Tens of thousands of impoverished, unemployed adults were cut off food stamps Friday, the first wave of a social catastrophe that could affect more than one million people this year.
Some 22 states began terminating benefits for “Able-Bodied Adults Without Dependents,” or ABAWDs, in the jargon of the US Department of Agriculture, which administers the federally funded food stamp program, or Supplementary Nutrition Assistance Program (SNAP), as it is formally known.
These adults, aged 18 to 49 years and without children, are generally the poorest section of the working class, earning only 17 percent of the official poverty rate, an average of barely $150-170 per month in income. But they are eligible for only 90 days of food stamp benefits unless they have paid employment or job training for at least 80 hours in a month. The 90-day clock began running January 1, so adults who no longer qualify under this rule began being terminated in state after state April 1.

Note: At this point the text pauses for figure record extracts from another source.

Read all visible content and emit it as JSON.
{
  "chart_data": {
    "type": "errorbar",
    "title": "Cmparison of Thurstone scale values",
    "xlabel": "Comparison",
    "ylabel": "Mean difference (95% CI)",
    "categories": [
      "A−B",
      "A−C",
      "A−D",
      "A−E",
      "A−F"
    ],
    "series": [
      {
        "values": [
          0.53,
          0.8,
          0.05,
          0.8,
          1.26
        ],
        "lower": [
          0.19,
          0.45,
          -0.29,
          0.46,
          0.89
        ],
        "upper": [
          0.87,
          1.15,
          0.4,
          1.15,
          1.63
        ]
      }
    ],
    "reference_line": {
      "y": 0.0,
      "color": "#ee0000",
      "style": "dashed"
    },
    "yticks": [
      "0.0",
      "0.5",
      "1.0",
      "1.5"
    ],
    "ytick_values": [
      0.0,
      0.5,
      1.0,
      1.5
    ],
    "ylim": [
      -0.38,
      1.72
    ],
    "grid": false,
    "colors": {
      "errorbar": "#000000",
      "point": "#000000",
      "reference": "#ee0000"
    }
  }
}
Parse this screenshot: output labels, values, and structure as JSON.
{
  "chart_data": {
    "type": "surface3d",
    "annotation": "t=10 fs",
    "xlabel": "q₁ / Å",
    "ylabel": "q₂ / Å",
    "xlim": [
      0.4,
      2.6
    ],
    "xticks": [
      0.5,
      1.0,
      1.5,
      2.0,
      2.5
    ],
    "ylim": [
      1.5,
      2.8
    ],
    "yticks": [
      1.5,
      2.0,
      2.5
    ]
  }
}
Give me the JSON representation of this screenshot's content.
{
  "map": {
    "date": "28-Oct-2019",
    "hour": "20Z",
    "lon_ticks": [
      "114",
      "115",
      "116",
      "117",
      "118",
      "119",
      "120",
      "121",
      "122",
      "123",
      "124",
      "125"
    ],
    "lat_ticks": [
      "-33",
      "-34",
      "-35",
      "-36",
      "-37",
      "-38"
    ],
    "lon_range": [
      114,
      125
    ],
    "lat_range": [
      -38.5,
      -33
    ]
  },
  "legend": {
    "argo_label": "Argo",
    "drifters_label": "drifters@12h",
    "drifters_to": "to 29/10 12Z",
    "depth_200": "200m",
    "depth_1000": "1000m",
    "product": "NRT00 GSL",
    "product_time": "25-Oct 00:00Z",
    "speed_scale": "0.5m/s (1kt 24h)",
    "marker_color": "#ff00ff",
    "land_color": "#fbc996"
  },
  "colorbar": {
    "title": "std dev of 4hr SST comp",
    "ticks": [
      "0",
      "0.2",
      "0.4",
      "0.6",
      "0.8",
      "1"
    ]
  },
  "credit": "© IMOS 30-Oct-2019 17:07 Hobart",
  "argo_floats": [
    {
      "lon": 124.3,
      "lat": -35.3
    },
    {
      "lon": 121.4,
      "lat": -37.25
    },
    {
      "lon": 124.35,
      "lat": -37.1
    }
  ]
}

The 22 states include Alabama, Alaska, Arizona, Arkansas, Connecticut, Florida, Georgia, Idaho, Kentucky, Maryland, Massachusetts, Mississippi, Missouri, New Jersey, New York, North Carolina, Oregon, Pennsylvania, South Carolina, Tennessee, Washington and West Virginia.
Another 22 states (see map) had already enforced work requirements to cut food stamp benefits for ABAWDs in 2015 or earlier. Those states account for 30 percent of the US population, while the states that are imposing work requirements this year account for another 35 percent.